Sssshhhh, I have a secret, but you can’t tell anyone, deal?
As Thomas Powers said: “The first rule in keeping secrets is nothing on paper: paper can be lost or stolen or simply inherited by the wrong people; if you really want to keep something secret, don’t write it down.”
We can customize that quote a little bit by replacing “paper” with “computer.” Every company is working hard to protect their data, and they are training their people on how to do this adequately. Companies are also using many tools to prevent data leaks that could potentially hurt their business or reveal their plans and strategies to their competitors or investors.
There are many ways for this information to be leaked on the internet. Sometimes confidential information is leaked intentionally, sometimes it is leaked because of human error, and sometimes it is leaked because of a technical error. However, as you know, “Everything posted online is there forever, even after it has been deleted.” So, when you combine the possibility of technical and human error, the result is that confidential information could easily appear on Google.
And we sourcers love secrets!
Confidential Information
As a sourcers, we always depend on our carefully selected search keywords, and targeting confidential information is going to be no exception. We will need to target the keywords that are most relevant to our search.
There are many keywords that you can target like: confidential; internal use only; not for distribution; not for public distribution; classified; document is private, etc. Don’t forget that these words are only applicable to a search for English documents. If you are living in France, Germany or another country, you should use these words and phrases in the relevant language.
Creating the string when you are searching for confidential data is very easy; just generate the best list of the keywords for that search.
Example: (“confidential” OR “internal use only” OR “not for distribution” OR “not for public distribution” OR “classified”)
You can add more operators like intitle: with the current year, which should find all the pages with 2018 in the title of the page.
Example: (“confidential” OR “internal use only” OR “not for distribution” OR “not for public distribution” OR “classified”) intitle:2018
If you would like to target more years, you can just add more intitle: operators.
Example: (“confidential” OR “internal use only” OR “not for distribution” OR “not for public distribution” OR “classified”) (intitle:2017 OR intitle:2018)
You can also combine inurl: operator with intitle: operator.
Example: (“confidential” OR “internal use only” OR “not for distribution” OR “not for public distribution” OR “classified”) (intitle:2018 OR inurl:2018)
You can also try to target file types. That’s where the filetype: operator comes in handy.
Example: filetype:pdf (“confidential” OR “internal use only” OR “not for distribution” OR “not for public distribution” OR “classified”)
When you are using a more general keyword like “confidential,” you are going to get lots of results with that keyword in it. Often, you are going to get lots of results that are not relevant, and that’s why I choose not to use it in my strings.

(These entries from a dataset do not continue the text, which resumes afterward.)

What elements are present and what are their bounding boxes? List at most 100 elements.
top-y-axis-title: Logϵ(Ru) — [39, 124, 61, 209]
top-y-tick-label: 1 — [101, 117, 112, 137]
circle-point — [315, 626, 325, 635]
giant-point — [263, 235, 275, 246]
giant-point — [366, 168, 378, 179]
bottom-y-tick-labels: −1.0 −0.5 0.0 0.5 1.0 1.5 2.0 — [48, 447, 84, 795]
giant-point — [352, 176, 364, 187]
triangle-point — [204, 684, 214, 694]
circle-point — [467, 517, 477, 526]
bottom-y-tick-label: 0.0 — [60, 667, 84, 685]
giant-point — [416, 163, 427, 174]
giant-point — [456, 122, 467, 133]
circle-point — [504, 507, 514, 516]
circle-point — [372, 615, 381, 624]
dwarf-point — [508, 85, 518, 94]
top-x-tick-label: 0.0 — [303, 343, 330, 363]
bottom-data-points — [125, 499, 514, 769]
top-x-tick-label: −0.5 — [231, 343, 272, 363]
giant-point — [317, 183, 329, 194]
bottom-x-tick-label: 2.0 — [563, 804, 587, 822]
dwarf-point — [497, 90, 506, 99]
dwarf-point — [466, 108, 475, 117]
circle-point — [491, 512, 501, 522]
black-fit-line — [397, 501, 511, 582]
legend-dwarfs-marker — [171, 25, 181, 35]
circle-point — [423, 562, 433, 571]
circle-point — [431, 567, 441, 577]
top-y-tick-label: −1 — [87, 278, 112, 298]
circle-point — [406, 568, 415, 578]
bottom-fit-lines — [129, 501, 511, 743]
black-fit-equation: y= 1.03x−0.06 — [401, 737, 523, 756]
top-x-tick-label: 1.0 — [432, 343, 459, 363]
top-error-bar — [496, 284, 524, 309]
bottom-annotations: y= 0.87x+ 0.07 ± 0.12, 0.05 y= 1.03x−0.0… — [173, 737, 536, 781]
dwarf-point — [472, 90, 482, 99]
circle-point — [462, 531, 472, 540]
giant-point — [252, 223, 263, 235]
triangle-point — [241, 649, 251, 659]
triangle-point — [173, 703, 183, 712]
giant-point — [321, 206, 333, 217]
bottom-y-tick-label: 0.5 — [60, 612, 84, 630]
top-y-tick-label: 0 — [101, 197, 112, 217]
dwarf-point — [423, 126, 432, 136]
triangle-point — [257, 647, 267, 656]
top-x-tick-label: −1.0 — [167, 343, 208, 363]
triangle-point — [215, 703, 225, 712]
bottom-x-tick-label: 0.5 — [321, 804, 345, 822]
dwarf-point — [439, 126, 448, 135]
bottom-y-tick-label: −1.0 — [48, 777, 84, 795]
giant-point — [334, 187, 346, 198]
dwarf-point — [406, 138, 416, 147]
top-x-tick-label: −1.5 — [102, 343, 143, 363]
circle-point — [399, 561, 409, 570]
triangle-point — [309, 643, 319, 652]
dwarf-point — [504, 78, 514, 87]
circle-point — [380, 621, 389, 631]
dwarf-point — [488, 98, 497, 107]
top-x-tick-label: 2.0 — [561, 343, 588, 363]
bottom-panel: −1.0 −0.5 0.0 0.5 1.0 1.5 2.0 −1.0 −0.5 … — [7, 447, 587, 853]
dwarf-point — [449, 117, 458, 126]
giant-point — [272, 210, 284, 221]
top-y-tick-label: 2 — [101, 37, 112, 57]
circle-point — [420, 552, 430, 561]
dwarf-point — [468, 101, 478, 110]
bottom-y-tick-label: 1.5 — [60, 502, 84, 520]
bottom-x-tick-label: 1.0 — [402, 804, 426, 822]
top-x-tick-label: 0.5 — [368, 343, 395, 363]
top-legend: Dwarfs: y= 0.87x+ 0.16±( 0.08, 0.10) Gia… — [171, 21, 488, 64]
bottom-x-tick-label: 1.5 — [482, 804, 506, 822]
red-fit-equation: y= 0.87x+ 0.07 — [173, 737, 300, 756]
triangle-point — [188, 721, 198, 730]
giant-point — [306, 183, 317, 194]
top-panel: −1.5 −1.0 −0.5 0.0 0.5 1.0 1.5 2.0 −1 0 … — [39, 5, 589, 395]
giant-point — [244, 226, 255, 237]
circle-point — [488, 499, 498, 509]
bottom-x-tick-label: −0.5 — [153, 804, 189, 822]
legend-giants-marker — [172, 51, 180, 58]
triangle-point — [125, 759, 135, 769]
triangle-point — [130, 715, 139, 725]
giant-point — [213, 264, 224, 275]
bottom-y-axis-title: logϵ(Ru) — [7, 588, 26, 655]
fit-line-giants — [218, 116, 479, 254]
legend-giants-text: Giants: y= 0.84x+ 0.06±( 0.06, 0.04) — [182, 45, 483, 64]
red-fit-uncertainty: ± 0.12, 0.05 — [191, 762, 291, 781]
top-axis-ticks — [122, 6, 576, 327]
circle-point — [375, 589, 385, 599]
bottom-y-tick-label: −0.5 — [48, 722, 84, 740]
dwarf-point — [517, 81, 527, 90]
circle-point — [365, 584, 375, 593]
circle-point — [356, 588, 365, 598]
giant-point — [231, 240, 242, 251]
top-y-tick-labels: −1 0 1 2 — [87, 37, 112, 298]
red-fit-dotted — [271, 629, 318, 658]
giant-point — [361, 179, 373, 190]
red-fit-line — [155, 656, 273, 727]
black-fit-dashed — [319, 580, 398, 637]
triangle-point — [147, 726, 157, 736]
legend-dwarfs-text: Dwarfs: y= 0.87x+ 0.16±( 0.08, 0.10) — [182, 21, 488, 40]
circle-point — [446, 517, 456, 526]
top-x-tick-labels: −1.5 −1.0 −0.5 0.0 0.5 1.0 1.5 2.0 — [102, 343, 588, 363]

Example: filetype:pdf (“internal use only” OR “not for distribution” OR “not for public distribution” OR “classified”)
If you would like to use some advanced strings, just add more operators or keywords.
Example: filetype:pdf (“internal use only” OR “not for distribution” OR “not for public distribution” OR “classified”) (sourcing AND recruitment)
You can also use the site:operator to target specific sites.
Example: site:com (“internal use only” OR “not for distribution” OR “not for public distribution” OR “classified”)
This string is targeting .com domains. If you would like to target, for example, domains only from Germany, you will just replace site:com with site:de.
Conclusion
The best way to keep a secret is to pretend there isn’t one. Don’t add keywords like: confidential; internal use only; not for distribution; not for public distribution, etc. If you need to use these words or phrases in your own documents or presentations, there is a simple trick that you can use to protect these documents. Replace the text “internal use only” and similar warnings with an image of that text.
Search engine robots that are indexing your domain are not able to run an OCR (optical character recognition) on images that are included in the file. And because they can’t read that text in the photo, people searching for accidentally leaked confidential information are not going to find it online.
Your material will still have the “Internal use only” warning on it, but you will make it a little bit harder for others to find those files through search engines if the search engines are going to index them.